We began this project when we were both working at Roehampton Institute (now Roehampton University), and we are grateful for support from colleagues, especially Bryan Loughrey, and for institutional support, including sabbatical leave. Roehampton also employed Sasha Roberts as a research assistant, and her hard work and enthusiasm were particularly valued in the first years of the project. Since 1999 Ann has received institutional support from King’s College London. The Arts and Humanities Research Board (now Council), the British Academy and the Leverhulme Trust have all provided financial support, as have the Folger Shakespeare Library and the Huntington Library, in terms of residential fellowships. Librarians have been very helpful, especially Georgianna Ziegler at the Folger, who alerted us to their wide range of illustrative materials.

We have been able to benefit from a great deal of recent research on Elizabethan theatres and acting companies, and from the experience of seeing several of Shakespeare’s plays (including Hamlet) performed at the reconstructed Globe theatre in London. New reference works have greatly facilitated our editorial labours: we might instance Alan C. Dessen and Leslie Thomson’s A Dictionary of Stage Directions in English Drama 1580–1642, Naseeb Shaheen’s Biblical References in Shakespeare’s Plays, and B.J. Sokol and Mary Sokol’s Shakespeare’s Legal Language: A Dictionary. And at last two works on Shakespeare’s language have replaced E.A. Abbott’s venerable A Shakespeare Grammar of 1869, namely Norman F. Blake’s A Grammar of Shakespeare’s Language and Jonathan Hope’s Shakespeare’s Grammar. These have played their part in our work, along with extensive documentation and discussion of UK and overseas performance and criticism. Just as our edition goes to press, we are grateful to Tony Howard for letting us read the typescript of his book on Women as Hamlet.

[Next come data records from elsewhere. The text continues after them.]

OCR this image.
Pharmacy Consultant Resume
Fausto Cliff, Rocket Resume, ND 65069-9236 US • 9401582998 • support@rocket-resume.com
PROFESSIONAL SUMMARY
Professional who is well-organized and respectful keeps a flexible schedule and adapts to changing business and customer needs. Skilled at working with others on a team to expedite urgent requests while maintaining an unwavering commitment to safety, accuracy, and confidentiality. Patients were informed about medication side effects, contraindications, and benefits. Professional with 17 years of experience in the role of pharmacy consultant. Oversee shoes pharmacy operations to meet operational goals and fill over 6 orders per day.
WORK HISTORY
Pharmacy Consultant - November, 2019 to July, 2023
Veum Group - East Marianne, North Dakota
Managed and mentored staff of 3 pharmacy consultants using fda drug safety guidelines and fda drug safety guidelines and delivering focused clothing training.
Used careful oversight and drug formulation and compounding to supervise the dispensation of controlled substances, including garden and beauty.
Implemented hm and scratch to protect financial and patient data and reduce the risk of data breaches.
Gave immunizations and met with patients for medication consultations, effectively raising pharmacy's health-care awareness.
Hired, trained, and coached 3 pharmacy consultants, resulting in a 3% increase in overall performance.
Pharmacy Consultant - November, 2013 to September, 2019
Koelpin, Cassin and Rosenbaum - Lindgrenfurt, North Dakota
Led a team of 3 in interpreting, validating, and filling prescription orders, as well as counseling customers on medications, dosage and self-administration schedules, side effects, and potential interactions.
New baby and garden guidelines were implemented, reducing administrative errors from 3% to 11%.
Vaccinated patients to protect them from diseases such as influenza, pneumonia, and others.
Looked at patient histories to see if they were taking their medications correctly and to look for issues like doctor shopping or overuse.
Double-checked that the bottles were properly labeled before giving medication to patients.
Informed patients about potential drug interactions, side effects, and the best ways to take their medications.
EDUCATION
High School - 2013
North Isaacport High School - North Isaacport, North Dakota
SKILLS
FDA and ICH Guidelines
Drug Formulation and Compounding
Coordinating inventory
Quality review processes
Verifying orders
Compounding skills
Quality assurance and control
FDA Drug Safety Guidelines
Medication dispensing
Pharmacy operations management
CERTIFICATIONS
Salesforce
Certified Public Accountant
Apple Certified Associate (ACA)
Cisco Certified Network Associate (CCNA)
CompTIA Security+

And finally there are the people to whom we are dedicating this edition, who have lived with it patiently for far too long and who will share our profound relief at seeing it in print.

A NOTE ON THE TEXT

This volume contains an edited and annotated text of the 1604–5 (Second Quarto) printed version of Hamlet, with passages that are found only in the 1623 text (the First Folio) printed as Appendix 1. It is a fully self-contained, free-standing edition which includes in its Introduction and appendices all the supporting materials that a reader would expect to find in an Arden edition. Uniquely, however, we are also offering readers a second volume, Hamlet: The Texts of 1603 and 1623, which contains edited and annotated texts of the other two early versions. This second volume is an entirely optional supplement: the present volume does not depend upon it in any way, and we imagine the majority of readers will be content with just one Hamlet. We explain in our Introduction and Appendix 2 our rationale for offering all three texts in this way, and the headnotes to each scene in the commentary contain brief summaries of the principal differences in the handling of the material in the three texts.

Quotations from the three texts, as well as act, scene and line numbers, are taken from these two volumes unless otherwise stated. Of course we hope that some readers will want to study all three texts, since we feel that making them all available in the Arden format is our main justification for adding to the long list of existing editions of Hamlet.